The first symptoms of Huntington's disease appear generally between 35 and 50 years. Sometimes it also manifests itself before the age of 20. The disease causes progressive degeneration of neurons in some areas of the brain, leading to atrophy. The subject begins to manifest behavioral deficits, such as sudden mood changes, learning difficulties, depression, and anger rages. In some cases it changes calligraphy, has involuntary movements, and has disturbances in balance.
Depending on the person, the symptoms are also very different. In younger subjects, motor disorders begin to manifest and the symptoms progress rapidly. After 55 years, progression is slow and the symptoms tend to be confused with those of other pathologies.

Huntington's disease is linked to the mutation of the IT-15 gene in chromosome 4. The gene encodes the huntingtina protein, whose functions are still partially unknown. It is only known that it plays an important role in embryonic development and adult brain health. A subject with the mutated IT-15 gene has 50% of the chances of transmitting it to her children, who will develop the disease more or less prematurely.

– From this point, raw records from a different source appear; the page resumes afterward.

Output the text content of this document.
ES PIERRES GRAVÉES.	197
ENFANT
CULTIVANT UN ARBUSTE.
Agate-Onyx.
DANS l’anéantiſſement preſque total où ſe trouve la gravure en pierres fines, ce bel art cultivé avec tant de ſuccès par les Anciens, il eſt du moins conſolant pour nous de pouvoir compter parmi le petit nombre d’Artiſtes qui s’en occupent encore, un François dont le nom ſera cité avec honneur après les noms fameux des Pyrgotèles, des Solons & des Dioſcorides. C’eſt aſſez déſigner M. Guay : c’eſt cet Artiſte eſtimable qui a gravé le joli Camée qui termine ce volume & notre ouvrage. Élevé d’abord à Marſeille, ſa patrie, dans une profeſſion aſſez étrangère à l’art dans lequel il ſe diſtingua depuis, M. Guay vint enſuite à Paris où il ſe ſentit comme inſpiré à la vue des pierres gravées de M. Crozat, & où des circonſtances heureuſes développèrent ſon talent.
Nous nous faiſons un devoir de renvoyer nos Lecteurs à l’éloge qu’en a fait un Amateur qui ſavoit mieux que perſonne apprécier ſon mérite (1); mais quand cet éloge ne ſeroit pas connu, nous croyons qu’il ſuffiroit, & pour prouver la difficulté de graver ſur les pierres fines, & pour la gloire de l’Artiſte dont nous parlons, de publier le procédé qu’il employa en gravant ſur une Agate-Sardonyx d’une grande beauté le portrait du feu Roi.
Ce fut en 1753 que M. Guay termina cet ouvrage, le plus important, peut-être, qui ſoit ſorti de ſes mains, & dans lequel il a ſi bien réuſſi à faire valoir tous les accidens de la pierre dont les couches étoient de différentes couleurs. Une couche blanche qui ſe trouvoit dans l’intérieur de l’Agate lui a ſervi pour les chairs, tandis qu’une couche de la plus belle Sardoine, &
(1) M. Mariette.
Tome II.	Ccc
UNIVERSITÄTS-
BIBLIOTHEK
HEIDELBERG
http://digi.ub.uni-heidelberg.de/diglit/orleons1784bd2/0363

Because it has a large number of symptoms, the diagnosis of the disease is mainly based on the genetic test. It's just a blood sampling of the subject to ascertain the presence of the mutated gene. It is a delicate decision, as it also involves close relatives as children and brothers. In fact, diagnosis occurs in adulthood, when many people have already had children who may have been transmitting the diseased gene.